For example, if you're heading along to The Dark Knight Rises (which opens today), you'll be allowed a first peek at next year's Superman: Man of Steel. Talk about a captive audience; it's like directly injecting anticipation into the bloodstream. And punters love it.
But lately there's been a few complaints about trailers.
Most recently it's been the low grumbling that trailers for much-anticipated films like Prometheus, or The Amazing Spider-Man, or The Dark Knight Rises are giving too much away.
The new trend in releasing multiple trailers for a single film (each of those mentioned had at least three official trailers) may well be a good way to satiate the appetites of rabid fans, but there are those who think seeing so much online takes the shine off when the actual film is released.
Though I agree, with heady action films like these the trailers don't necessarily leave you with much of the storyline. They often piece together many short, bombastic segments, out of order, without context, in a sensory-overload style montage. Which means that though I know there's going to be many an explosion in The Dark Knight Rises, and I know a football field will blow up, a couple of bridges will disintegrate, and Batman will have to drive his flying-car-machine extremely fast, I don't know who lives or dies, or why Gotham's reckoning has arrived, or what Catwoman's intentions are.

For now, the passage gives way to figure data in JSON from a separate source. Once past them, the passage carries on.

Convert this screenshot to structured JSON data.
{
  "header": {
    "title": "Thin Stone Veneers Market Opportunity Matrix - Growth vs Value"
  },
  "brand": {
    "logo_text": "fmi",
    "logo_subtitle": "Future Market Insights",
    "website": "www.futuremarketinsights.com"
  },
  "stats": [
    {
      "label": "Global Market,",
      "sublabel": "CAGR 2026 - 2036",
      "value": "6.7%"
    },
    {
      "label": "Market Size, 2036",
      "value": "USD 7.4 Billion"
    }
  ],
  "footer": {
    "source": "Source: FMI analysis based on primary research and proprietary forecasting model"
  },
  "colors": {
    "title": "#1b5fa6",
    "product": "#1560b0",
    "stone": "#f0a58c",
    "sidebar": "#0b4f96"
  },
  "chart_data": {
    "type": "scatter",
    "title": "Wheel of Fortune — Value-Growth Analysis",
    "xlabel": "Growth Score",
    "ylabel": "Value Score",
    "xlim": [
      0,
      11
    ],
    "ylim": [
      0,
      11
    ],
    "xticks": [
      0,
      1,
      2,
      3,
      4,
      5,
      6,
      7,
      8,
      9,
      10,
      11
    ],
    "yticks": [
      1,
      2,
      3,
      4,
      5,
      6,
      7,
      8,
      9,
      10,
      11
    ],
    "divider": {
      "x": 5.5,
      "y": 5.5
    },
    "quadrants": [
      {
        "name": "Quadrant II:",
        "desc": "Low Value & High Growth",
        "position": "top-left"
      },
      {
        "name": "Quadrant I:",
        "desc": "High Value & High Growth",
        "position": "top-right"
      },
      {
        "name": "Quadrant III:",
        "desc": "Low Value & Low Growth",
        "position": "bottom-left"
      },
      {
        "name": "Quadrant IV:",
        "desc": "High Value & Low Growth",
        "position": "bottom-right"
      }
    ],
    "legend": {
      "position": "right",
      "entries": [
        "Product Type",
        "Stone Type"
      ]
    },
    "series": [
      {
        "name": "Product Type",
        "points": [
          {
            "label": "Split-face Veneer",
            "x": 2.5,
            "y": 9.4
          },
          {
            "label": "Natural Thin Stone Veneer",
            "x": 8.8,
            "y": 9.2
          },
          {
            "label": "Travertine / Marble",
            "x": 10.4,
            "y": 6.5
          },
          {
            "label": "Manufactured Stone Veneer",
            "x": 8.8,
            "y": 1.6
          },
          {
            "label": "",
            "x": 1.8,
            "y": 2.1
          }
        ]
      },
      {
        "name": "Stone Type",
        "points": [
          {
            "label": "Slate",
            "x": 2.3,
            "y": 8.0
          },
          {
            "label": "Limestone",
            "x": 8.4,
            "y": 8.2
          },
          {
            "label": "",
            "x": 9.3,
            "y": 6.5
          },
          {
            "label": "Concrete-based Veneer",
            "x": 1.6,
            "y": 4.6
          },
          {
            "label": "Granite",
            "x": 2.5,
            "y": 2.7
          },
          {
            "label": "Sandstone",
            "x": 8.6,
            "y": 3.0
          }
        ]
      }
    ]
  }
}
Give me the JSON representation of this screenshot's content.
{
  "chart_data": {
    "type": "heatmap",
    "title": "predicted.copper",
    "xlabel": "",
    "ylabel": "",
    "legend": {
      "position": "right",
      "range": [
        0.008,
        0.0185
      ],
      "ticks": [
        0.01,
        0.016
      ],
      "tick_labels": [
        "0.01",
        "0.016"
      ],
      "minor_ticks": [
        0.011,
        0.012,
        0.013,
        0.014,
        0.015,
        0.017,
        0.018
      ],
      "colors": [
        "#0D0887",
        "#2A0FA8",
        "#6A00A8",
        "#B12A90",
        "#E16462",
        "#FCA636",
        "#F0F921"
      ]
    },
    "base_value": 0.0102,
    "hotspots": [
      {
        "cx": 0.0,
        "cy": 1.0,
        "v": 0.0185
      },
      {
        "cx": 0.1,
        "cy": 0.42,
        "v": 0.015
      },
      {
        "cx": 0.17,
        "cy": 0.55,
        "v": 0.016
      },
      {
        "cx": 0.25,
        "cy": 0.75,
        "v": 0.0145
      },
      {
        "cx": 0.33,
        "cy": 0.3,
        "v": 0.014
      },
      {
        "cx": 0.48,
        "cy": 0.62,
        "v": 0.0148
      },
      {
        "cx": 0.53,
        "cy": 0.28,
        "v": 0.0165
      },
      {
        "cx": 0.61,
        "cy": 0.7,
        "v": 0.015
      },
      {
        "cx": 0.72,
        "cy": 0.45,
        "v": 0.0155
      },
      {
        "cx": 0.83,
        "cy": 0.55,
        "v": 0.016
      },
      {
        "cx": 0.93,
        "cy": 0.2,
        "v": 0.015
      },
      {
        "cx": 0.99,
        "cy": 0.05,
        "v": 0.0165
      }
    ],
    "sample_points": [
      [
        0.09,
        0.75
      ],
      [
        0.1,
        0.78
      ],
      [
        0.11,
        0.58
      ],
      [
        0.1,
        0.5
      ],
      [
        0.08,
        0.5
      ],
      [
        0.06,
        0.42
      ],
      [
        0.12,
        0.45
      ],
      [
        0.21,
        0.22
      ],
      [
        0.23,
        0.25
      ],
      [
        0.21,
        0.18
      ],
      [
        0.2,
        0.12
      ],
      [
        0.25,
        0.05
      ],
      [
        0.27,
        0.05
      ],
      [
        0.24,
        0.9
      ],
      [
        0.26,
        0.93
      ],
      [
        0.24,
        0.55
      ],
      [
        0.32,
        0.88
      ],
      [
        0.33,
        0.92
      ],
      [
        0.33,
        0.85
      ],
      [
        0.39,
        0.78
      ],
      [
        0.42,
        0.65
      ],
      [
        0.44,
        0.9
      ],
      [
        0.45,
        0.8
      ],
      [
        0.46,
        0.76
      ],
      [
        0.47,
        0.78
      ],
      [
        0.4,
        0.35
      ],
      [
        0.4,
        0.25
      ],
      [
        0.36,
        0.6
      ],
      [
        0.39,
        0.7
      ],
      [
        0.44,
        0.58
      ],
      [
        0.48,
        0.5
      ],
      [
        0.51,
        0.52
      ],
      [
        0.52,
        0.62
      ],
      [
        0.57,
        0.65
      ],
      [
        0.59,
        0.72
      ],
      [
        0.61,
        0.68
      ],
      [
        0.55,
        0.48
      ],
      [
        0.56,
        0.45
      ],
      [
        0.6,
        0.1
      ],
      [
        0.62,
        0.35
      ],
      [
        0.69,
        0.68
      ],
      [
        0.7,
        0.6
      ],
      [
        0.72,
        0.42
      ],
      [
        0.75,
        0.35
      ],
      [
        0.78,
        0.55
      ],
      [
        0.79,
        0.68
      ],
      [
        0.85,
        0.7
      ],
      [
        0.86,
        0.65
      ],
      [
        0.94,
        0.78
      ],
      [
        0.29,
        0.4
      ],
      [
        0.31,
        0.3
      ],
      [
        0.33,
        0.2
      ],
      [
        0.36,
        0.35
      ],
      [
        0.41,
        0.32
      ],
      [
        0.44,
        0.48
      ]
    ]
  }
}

So multiple trailers aren't a major complaint in my book - perhaps just don't watch all of them. More typically problematic are trailers that use up nearly all the decent jokes, give away the whole plot, or are quite simply misleading.
I don't have much time for people who didn't realise that Tim Burton and Johnny Depp's Sweeney Todd was a musical (really?!), or the woman from Michigan who wanted to sue director Nicolas Refn because "there wasn't enough driving" in acclaimed 2011 film Drive.
But I have sympathy for people who headed to Pan's Labyrinth thinking it would be a whimsical children's film (even though it was brilliant), or to Young Adult, expecting a broad comedy. It's not that these films don't deliver, it's that marketing teams disorient audiences by dumbing down the trailers, over-explaining the story, and trying to jump on the bandwagon of some previous success (ie. "Bridesmaids is The Hangover for women").
But if you do any research, you'll often be put right, and they're still useful guidance tools for getting a brief idea of the film - perhaps no more so than when it comes to selections for the film festival (which begins this evening).
When you're faced with such an array of treats, it can be overwhelming (even with the very informative festival programme at your fingertips) so the NZIFF has helpfully collated all their trailers on one youtube channel.